Furthermore, women who had an unplanned c- section were more likely to cite medical reasons and to find work or school as major obstacles in initiating breastfeeding during neonatal period. Having more breastfeeding support at workplace by dedicating facilities where mothers can express and store milk has been found to be helpful in increasing breastfeeding initiation and exclusive breastfeeding rates.29 Overall, we found that reasoning for not initiating breastfeeding might differ based on mode of delivery. This is an important finding in designing breastfeeding interventions, showing that mode of delivery needs to be considered, and a careful examination of potential reasons for not initiating breastfeeding would be extremely useful in establishing strategies for helping women to overcome these obstacles and have successful breastfeeding outcomes. Also, it is well-known that for first-time mothers the experience of breastfeeding entails major lifestyle changes leading to the need for continuous support with their efforts in initiating and continuing breastfeeding during the first few months.18,30

The present study carries several limitations. One of them includes potential response bias due to a decreasing number of women participating in subsequent surveys which can influence breastfeeding information.13 We did not account for several important variables such as postpartum health related complications and pain in relation to breastfeeding behaviors due to the lack of such information in the data set.
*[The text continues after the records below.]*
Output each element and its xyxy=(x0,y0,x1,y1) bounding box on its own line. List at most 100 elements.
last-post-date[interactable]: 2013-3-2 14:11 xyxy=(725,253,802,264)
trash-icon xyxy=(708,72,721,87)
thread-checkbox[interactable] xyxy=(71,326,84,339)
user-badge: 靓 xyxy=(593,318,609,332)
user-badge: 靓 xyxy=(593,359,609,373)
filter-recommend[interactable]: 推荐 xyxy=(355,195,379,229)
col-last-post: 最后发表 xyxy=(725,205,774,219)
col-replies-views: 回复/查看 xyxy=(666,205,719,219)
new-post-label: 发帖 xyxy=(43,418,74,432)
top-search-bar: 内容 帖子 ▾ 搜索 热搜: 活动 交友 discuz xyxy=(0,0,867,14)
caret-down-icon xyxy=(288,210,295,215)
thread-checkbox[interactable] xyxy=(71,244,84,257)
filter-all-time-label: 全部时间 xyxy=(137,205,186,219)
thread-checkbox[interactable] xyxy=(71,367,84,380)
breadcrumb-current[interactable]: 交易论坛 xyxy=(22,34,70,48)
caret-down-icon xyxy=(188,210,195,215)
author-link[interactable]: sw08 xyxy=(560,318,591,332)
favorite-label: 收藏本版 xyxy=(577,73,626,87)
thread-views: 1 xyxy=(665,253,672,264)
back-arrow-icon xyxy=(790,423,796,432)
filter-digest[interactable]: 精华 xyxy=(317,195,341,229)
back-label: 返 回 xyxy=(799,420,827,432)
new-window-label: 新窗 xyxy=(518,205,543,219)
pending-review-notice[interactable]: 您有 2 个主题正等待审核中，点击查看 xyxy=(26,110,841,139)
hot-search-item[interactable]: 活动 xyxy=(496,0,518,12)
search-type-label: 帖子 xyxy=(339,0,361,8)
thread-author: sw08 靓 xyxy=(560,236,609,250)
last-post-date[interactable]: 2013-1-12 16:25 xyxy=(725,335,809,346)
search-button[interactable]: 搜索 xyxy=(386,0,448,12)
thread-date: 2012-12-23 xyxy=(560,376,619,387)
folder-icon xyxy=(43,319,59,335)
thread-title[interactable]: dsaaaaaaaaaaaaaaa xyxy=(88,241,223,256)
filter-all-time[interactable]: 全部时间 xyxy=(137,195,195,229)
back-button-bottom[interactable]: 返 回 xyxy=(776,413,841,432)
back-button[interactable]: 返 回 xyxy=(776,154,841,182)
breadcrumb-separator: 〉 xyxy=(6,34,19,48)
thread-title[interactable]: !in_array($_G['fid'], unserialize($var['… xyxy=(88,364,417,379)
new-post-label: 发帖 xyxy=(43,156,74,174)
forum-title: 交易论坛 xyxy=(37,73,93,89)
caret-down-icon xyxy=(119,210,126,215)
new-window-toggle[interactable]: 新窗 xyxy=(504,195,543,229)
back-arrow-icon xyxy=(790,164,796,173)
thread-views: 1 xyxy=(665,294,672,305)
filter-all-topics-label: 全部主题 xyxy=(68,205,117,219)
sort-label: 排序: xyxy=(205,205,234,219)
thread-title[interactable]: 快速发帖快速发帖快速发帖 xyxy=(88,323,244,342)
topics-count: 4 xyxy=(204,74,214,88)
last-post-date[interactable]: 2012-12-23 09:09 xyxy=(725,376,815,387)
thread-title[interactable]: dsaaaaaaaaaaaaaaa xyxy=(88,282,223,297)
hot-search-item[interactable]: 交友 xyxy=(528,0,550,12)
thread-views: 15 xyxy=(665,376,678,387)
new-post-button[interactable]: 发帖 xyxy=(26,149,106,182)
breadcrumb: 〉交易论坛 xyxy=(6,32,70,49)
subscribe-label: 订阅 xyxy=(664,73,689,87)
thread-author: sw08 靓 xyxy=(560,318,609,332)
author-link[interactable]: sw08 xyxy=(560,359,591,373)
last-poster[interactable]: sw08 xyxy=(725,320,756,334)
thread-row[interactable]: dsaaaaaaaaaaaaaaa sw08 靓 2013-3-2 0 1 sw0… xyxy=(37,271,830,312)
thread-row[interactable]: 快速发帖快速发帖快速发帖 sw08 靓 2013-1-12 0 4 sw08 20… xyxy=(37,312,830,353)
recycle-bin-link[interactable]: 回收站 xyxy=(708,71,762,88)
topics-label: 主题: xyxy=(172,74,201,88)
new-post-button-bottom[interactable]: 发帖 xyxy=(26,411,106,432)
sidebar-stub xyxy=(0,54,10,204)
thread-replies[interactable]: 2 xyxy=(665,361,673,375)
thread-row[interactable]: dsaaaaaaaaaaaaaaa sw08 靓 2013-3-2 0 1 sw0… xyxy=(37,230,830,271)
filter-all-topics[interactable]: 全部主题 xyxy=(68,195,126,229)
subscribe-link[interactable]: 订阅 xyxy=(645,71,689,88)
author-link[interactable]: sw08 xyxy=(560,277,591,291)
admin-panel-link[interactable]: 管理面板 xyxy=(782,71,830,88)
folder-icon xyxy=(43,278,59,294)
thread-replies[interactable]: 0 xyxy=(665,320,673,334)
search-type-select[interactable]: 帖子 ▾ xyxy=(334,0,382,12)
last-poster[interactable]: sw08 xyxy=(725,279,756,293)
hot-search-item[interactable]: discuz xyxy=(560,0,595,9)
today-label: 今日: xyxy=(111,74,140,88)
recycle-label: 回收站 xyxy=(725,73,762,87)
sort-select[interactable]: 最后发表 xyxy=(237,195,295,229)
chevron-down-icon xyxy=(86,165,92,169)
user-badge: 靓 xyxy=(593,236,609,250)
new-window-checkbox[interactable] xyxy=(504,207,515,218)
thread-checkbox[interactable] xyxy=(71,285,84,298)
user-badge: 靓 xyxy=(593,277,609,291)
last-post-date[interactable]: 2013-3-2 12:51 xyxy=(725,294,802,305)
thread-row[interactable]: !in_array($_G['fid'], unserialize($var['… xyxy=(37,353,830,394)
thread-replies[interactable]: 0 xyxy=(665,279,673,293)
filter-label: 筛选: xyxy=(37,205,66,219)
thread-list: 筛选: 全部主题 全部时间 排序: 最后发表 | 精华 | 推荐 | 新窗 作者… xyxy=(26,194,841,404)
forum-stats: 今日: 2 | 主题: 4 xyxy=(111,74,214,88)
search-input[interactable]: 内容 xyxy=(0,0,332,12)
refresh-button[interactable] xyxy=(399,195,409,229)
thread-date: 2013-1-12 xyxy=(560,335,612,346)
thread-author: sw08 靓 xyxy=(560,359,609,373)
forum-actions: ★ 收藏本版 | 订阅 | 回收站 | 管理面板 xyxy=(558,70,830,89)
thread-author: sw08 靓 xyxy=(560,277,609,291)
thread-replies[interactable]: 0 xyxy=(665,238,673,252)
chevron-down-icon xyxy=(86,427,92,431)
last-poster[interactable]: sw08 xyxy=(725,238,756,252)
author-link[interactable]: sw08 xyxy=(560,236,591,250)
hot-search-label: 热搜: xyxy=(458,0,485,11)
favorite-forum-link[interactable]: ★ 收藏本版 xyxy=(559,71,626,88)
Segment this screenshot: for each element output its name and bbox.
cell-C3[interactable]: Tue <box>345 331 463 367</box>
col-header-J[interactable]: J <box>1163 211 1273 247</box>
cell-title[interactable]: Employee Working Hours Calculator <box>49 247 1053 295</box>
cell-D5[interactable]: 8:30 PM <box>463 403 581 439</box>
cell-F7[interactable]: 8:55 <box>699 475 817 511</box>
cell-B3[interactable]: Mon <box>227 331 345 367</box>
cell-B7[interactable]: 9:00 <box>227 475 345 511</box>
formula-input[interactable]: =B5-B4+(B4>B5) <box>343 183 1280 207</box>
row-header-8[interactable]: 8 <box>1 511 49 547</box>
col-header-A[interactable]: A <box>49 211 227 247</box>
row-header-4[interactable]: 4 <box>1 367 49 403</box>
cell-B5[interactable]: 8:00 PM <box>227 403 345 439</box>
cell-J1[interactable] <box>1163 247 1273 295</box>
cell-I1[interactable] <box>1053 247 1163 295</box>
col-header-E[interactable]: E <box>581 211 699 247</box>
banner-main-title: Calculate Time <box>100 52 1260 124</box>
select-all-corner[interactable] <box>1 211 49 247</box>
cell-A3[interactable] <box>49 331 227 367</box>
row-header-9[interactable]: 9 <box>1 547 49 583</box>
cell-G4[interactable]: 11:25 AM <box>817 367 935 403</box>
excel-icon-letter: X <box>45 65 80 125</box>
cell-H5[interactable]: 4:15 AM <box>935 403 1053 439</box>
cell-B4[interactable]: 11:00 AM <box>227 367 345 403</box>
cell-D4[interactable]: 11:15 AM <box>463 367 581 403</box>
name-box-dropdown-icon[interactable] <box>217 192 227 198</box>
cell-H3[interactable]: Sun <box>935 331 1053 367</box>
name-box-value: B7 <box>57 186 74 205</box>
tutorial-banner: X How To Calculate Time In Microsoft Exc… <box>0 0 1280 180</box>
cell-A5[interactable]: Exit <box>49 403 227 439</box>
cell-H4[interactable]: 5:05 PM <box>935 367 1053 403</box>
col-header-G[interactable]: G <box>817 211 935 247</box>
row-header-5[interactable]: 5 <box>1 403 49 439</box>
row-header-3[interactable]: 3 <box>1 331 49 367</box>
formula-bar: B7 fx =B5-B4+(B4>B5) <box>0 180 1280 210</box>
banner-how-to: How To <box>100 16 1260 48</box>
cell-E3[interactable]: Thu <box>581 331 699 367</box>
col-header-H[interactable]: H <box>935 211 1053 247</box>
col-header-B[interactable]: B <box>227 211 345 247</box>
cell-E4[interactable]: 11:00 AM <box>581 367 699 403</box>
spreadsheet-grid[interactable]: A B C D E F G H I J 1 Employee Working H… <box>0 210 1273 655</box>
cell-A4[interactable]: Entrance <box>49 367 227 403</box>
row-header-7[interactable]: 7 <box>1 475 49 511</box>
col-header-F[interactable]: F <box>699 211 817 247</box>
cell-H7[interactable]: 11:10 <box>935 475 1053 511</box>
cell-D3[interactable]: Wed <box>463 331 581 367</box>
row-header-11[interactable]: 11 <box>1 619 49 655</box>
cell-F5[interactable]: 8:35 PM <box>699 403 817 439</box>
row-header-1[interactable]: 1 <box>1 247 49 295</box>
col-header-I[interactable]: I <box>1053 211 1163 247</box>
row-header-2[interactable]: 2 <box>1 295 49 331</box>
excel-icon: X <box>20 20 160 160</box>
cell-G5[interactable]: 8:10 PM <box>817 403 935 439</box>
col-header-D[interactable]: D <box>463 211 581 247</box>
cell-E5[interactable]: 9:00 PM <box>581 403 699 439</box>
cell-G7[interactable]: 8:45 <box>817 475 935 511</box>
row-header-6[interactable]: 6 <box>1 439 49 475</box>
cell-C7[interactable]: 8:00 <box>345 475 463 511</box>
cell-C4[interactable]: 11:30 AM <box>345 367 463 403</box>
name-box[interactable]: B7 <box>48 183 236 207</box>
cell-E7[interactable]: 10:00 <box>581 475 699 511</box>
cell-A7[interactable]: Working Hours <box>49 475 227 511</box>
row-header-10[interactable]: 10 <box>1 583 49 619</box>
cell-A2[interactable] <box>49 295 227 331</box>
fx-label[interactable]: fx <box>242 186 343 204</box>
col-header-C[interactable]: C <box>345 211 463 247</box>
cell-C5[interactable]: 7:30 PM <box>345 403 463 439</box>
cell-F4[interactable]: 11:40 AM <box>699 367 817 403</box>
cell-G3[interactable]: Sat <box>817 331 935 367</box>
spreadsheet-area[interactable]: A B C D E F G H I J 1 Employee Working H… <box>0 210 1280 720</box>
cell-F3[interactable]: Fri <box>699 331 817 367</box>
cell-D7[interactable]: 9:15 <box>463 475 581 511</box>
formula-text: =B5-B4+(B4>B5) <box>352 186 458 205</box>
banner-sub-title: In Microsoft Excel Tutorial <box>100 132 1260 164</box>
Since the IFPS-II data is not derived from a nationally representative sample, the generalization of our findings is restricted to mothers who have achieved high educational levels and are primarily white. Further, mode of delivery does not distinguish primary vs. repeated cesareans. The validity of some study findings may be limited due to the use of self-reported measures.

Conclusion

Findings from this study support national and international guidelines regarding infant feeding issues related to breastfeeding initiation, intensity and exclusivity of breastfeeding. It provides evidence that infant feeding practices differ among women who undergo different modes of delivery. Breastfeeding practices among women with a c-section fell short of clinical practice guidelines for infant feeding behaviors. Our results suggest that families and clinicians should be educated and encouraged to emphasize the benefits of breastfeeding to mothers while providing support at the same time. Since hospital stay is known to be a critical period for the establishment of breastfeeding, breastfeeding interventions should also focus on improving breastfeeding support in hospitals, particularly among women who have had a planned c-section. Due to our sample being limited to mostly white women with high educational and income levels, future replication studies should include population-based representation of black and Hispanic mothers.

Acknowledgements

None.

Conflicts of interest

The authors have no relevant financial disclosures or conflicts of interest in relation to this work.